Written by Rachel Landmark under the direction and review of Megan Erickson, former SDSU Extension Nutrition Field Specialist.

Calling all gardeners – new comers, “green thumbs” and experienced. It’s summer! If you and your family have been thinking about starting a garden, now is the perfect time to do so. Gardening is a fun activity to get involved in something rewarding – you’ll not only be growing food, you’ll be growing as a family. Gardening is a fun way to incorporate physical activity into your day, and is a great way to connect kids to where their food comes from.

Garden Types

Container Gardening

New to gardening? Container gardening may be just for you. Container gardening allows you to hone in your skills with as little as one plant. It’s as simple as purchasing gardening pots, seeds, and potting soil. You could also buy starter plants, or seeds that have been planted for you, and are already starting to grow. This type of gardening also works great if you don’t have access to much yard space.

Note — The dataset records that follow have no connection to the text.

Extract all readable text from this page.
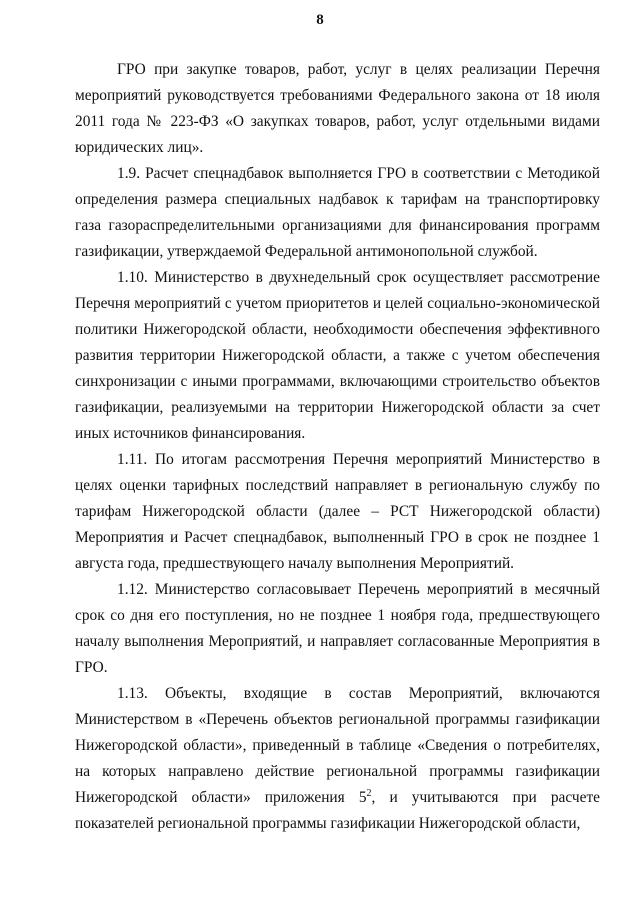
8

ГРО при закупке товаров, работ, услуг в целях реализации Перечня мероприятий руководствуется требованиями Федерального закона от 18 июля 2011 года № 223-ФЗ «О закупках товаров, работ, услуг отдельными видами юридических лиц».

1.9. Расчет спецнадбавок выполняется ГРО в соответствии с Методикой определения размера специальных надбавок к тарифам на транспортировку газа газораспределительными организациями для финансирования программ газификации, утверждаемой Федеральной антимонопольной службой.

1.10. Министерство в двухнедельный срок осуществляет рассмотрение Перечня мероприятий с учетом приоритетов и целей социально-экономической политики Нижегородской области, необходимости обеспечения эффективного развития территории Нижегородской области, а также с учетом обеспечения синхронизации с иными программами, включающими строительство объектов газификации, реализуемыми на территории Нижегородской области за счет иных источников финансирования.

1.11. По итогам рассмотрения Перечня мероприятий Министерство в целях оценки тарифных последствий направляет в региональную службу по тарифам Нижегородской области (далее – РСТ Нижегородской области) Мероприятия и Расчет спецнадбавок, выполненный ГРО в срок не позднее 1 августа года, предшествующего началу выполнения Мероприятий.

1.12. Министерство согласовывает Перечень мероприятий в месячный срок со дня его поступления, но не позднее 1 ноября года, предшествующего началу выполнения Мероприятий, и направляет согласованные Мероприятия в ГРО.

1.13. Объекты, входящие в состав Мероприятий, включаются Министерством в «Перечень объектов региональной программы газификации Нижегородской области», приведенный в таблице «Сведения о потребителях, на которых направлено действие региональной программы газификации Нижегородской области» приложения $5^2$, и учитываются при расчете показателей региональной программы газификации Нижегородской области,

Try it on your patio, balcony, or windowsill.

Traditional Gardens

For those who have yard space to spare, there’s always the option to till up a section for your garden. Then it will be time to get in the dirt and plant whatever your heart desires! This type of gardening is a bit more labor-intensive, but the rewards from the array of plants are tremendous. Melons and gourds are great for growing in this type of garden.

Raised Beds

A modification of the traditional garden is a raised garden. It’s the best of both worlds! The garden bed is high enough off the ground to keep away from critters, and it’s easier on the joints. A raised garden is a frame made out of wood that has a bed to pour potting soil and plant the seeds. This type of garden is ideal for seniors who have limited mobility.

Dig in!

Get kids involved. Ask them what fruits and vegetables they would like to grow. Let them select, plant, harvest and even cook the produce. Kids as young as two can dig a hole or plant some seeds. Let them help count the seeds. Kids can even help water the seeds or pick out those pesky weeds. When it comes to harvest time, how fun for kids to yank a carrot out of the ground that they planted! Kids will be fascinated by the growing process and more apt to try new fruits and vegetables.

What Should I Plant?

To learn more on what to start planting, contact a Master Gardener at an SDSU Extension location near you!  While there may be some challenges faced when gardening, it is a worthwhile experience. The rewards are not only the fruits (and vegetables) of your labor, you can grow as a family too. If you’re worried about your family spending too much time indoors on their technology, gardening is a perfect way to learn a lifelong hobby. With your experiences, others might be motivated to follow suit and have their own gardens as well! With the spread of knowledge comes a happier and healthier community.